Today, we tend to share that information even voluntarily, without being coerced. Cyberstalking cases can start as seemingly harmless interactions. Sometimes, especially in the beginning, a few strange or maybe uncomfortable messages might even entertain you. However, when messages become more frequent, longer, when they start to press you, it becomes scary. Stalkers are known for being motivated by being ignored to ‘try harder.’ If you block them or do not respond, they might send the same message up to 30 times a day and create countless new accounts to reach you.

For them, there are no boundaries. Ignoring them can even lead them to contact your family and friends to inquire about you. It’s important to emphasize that stalking sometimes does not involve direct communication.  Stalkers can stalk victims without their knowledge, gathering information for crimes like organized robbery or identity theft. The goals of stalkers and cyberstalkers, or stalkers, are to blackmail you with the gathered information, attract you to them, rob you, harm you, win you over, trap you, or make you act out of fear as they wish.

What to do if you are a victim of a stalker?

  • Block the person
    Blocking can prevent the person from reaching you. Not all stalkers are obsessive enough to have multiple profiles. If they do contact you from a new profile, do not respond. Block every profile.
  • Report the stalker’s profile to the platform you are on – Facebook, Instagram, Twitter, TikTok…
    By clicking on ‘report,’ you can report the person harassing you and then select one of the options provided regarding the type of harassment. The next step is for the platform to evaluate your report and then eliminate the predator’s profile without warning.
  • Screenshot messages, threats, harassing content
    Harassment can continue even after you’ve done everything in your power to stop it.
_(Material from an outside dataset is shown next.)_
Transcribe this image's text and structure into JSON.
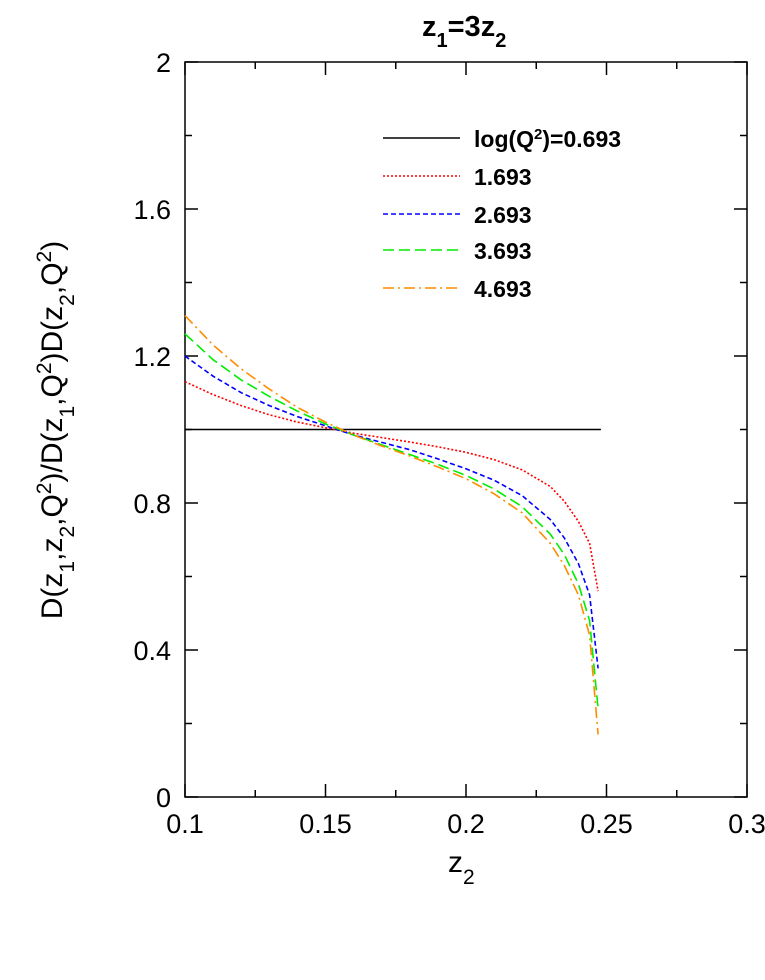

It’s important to photograph messages and other material the person has sent you to have evidence of harassment.
  • Save the profile link
    A screenshot of the profile can lose significance if the person changes their name/nickname on the profile. Therefore, always save the profile link, which does not change.
  • Report to the police
    The last step is to report to the police. Provide them with all the collected evidence of harassment.


How to reduce the chances of being a stalker’s victim?

  • Keep your profiles private.
  • Only add people you truly know in real life as friends.
  • Think twice about how the information about yourself and your life you share can be used against you.
  • Pay attention to settings – who can contact you, who can message you, who can see your photos.
  • Whenever possible, choose a nickname or pseudonym instead of your real name.
  • Avoid tagging your current location.
  • Do not leave your phone number, email address, home address, or phone number anywhere on the internet. Anything once posted on the internet stays there forever.